Что угодно мог стерпеть Маркин, но только не это. Его шрам мгновенно стал багрово-синим, а от удара на лбу выступила кровь. Он провел по лбу тыльной стороной ладони, увидел кровь и, чтобы промокнуть рану, полез за платком.
«Все в порядке, – внутренне улыбнулся он. – Граната на месте, бечевка натянута. На всякий случай надо подойти поближе и к коменданту, и ко всей его компашке, – сделал он шаг к берберу Лангфельдеру. – Чем больше захвачу этих мерзавцев, тем больше грехов простится на Страшном суде».
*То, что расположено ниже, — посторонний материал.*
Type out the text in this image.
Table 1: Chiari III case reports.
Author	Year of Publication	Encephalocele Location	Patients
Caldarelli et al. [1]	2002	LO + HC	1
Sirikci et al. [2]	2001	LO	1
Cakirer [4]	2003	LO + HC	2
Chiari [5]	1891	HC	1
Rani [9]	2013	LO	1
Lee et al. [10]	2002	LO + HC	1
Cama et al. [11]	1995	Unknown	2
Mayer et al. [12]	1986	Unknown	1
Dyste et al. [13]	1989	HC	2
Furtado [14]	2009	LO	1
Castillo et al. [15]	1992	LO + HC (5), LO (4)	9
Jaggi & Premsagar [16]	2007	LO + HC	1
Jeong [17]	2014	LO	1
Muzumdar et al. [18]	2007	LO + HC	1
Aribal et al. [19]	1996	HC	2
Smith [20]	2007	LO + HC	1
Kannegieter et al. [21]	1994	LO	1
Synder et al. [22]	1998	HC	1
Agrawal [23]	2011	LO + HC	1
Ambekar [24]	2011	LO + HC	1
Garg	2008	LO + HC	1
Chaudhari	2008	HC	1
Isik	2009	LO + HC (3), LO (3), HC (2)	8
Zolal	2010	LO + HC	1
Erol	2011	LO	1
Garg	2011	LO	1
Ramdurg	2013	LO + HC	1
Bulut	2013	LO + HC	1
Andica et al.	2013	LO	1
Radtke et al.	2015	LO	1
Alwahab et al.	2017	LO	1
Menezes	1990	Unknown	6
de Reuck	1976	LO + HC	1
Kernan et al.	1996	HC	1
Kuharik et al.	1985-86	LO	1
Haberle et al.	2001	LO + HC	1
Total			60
И поручик Маркин дернул за бечевку! Взрыв был такой страшной силы, что полтора десятка тел превратились в ошметки рук, ног, голов и перемешанных с землей внутренностей. Ни Лангфельдера, ни его приверженцев опознать не удалось. Груду мяса, которой стали французские фашисты, свалили в одну яму, во избежание заразы посыпали известью, а сверху навалили глины, которая почему-то просела. Со временем могильный холм так сравнялся с земней, что его не стало видно, и об этой странной могиле забыли.
А вот Маркина похоронили достойно. Точнее говоря, не самого Маркина, а его руку. Ее опознали по зажатой в кулаке бечевке, к которой было привязано кольцо гранаты. Руку нашли оставшиеся в живых заключенные Верне, ее тайно, но с соблюдением христианского обряда похоронили неподалеку от барака № 7, до которого поручик Маркин так и не добрался и в котором продолжал томиться разом постаревший и как-то потухший Борис Скосырев.
Глава ХLII
Эти трагические события были не последними в череде бедствий, обрушившихся на обитателей Верне. Узнать, что за вожжа попала под хвост Гитлеру, так и не удалось, но факт есть факт: в ноябре 1942-го фюрер решил, что маршал Петэн с задачей создать нацистскую Францию не справился, поэтому правительство Петэна приказал разогнать, а вверенную ему территорию оккупировать. Так, с улиц Марселя, Тулузы, Перпиньяна и других южных городов исчезли французские жандармы, а вместо них появились немецкие патрули.